What are the parameters in a convolutional layer?
The (learnable) parameters of a convolutional layer are the elements of the kernels (or filters) and biases (if you decide to have them). There are 1d, 2d and 3d convolutions. The most common are 2d convolutions, which are the ones people usually refer to, so I will mainly focus on this case.
2d convolutions
Example
If the 2d convolutional layer has $10$ filters of $3 \times 3$ shape and the input to the convolutional layer is $24 \times 24 \times 3$, then this actually means that the filters will have shape $3 \times 3 \times 3$, i.e. each filter will have the 3rd dimension that is equal to the 3rd dimension of the input. So, the 3rd dimension of the kernel is not given because it can be determined from the 3rd dimension of the input.
2d convolutions are performed along only 2 axes (x and y), hence the name. Here's a picture of a typical 2d convolutional layer where the depth of the kernel (in orange) is equal to the depth of the input volume (in cyan).
Each kernel can optionally have an associated scalar bias.
At this point, you should already be able to calculate the number of parameters of a standard convolutional layer. In your case, the number of parameters is $10 * (3*3*3) + 10 = 280$.
A TensorFlow proof
The following simple TensorFlow (version 2) program can confirm this.
import tensorflow as tf
def get_model(input_shape, num_classes=10):
model = tf.keras.Sequential()
model.add(tf.keras.layers.Input(shape=input_shape))
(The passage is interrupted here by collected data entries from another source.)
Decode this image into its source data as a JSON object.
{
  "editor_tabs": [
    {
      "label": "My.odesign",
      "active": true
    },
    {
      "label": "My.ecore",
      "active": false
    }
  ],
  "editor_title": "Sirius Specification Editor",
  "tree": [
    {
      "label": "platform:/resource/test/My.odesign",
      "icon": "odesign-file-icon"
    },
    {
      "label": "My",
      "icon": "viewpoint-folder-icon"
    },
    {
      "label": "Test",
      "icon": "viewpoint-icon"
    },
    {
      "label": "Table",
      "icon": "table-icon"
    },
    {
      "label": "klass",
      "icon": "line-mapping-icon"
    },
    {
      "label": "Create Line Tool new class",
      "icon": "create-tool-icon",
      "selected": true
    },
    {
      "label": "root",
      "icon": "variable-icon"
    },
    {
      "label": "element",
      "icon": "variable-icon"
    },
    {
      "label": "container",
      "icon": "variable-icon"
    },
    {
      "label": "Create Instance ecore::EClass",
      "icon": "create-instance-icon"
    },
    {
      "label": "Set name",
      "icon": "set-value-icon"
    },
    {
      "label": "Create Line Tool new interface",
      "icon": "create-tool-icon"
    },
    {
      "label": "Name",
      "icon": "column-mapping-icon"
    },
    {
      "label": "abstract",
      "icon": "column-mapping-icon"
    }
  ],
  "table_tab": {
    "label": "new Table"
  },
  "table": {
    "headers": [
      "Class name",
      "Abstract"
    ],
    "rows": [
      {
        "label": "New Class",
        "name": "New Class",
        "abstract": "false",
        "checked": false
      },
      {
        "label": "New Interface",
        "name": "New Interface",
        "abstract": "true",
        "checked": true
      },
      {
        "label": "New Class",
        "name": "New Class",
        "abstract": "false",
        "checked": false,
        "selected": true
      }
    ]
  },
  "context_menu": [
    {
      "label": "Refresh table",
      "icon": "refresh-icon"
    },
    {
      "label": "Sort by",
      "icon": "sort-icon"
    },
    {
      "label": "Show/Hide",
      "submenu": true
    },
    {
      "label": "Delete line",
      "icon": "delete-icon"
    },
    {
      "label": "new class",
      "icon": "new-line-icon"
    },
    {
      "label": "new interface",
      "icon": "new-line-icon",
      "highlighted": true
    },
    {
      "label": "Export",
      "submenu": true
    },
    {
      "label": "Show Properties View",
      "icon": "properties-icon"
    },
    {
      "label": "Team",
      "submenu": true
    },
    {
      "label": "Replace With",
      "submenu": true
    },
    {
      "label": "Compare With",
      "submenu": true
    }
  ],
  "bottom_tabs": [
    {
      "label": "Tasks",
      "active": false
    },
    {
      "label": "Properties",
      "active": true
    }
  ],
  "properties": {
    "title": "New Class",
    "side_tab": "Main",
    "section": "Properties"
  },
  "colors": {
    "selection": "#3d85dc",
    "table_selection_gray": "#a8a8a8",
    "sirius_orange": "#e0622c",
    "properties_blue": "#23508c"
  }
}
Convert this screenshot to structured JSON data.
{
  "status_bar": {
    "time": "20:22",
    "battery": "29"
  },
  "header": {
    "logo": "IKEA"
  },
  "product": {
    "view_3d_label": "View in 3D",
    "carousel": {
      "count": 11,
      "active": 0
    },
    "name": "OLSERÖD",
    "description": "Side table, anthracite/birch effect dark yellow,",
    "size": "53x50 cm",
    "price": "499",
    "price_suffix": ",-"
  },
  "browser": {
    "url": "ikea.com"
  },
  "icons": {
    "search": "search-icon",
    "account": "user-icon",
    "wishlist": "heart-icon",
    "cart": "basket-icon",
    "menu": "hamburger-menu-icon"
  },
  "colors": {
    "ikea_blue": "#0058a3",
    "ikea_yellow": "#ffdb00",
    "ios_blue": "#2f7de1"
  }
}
model.add(tf.keras.layers.Conv2D(10, kernel_size=3, use_bias=True))
model.add(tf.keras.layers.Flatten())
model.add(tf.keras.layers.Dense(num_classes))
model.summary()
return model
if __name__ == '__main__':
input_shape = (24, 24, 3)
get_model(input_shape)
You should try setting use_bias
to False
to understand how the number of parameters changes.
General case
So, in general, given $M$ filters of shape $K \times K$ and an input of shape $H \times W \times D$, then the number of parameters of the standard 2d convolutional layer, with scalar biases, is $M * (K * K * D) + M$ and, without biases, is $M * (K * K * D)$.
See also these related questions How is the depth of filters of hidden layers determined? and In a CNN, does each new filter have different weights for each input channel, or are the same weights of each filter used across input channels?.
1d and 3d convolutions
There are also 1d and 3d convolutions.
For example, in the case of 3d convolutions, the kernels may not have the same dimension as the depth of the input, so the number of parameters is calculated differently for 3d convolutional layers. Here's a diagram of 3d convolutional layer, where the kernel has a depth different than the depth of the input volume.
See e.g. Intuitive understanding of 1D, 2D, and 3D convolutions in convolutional neural networks.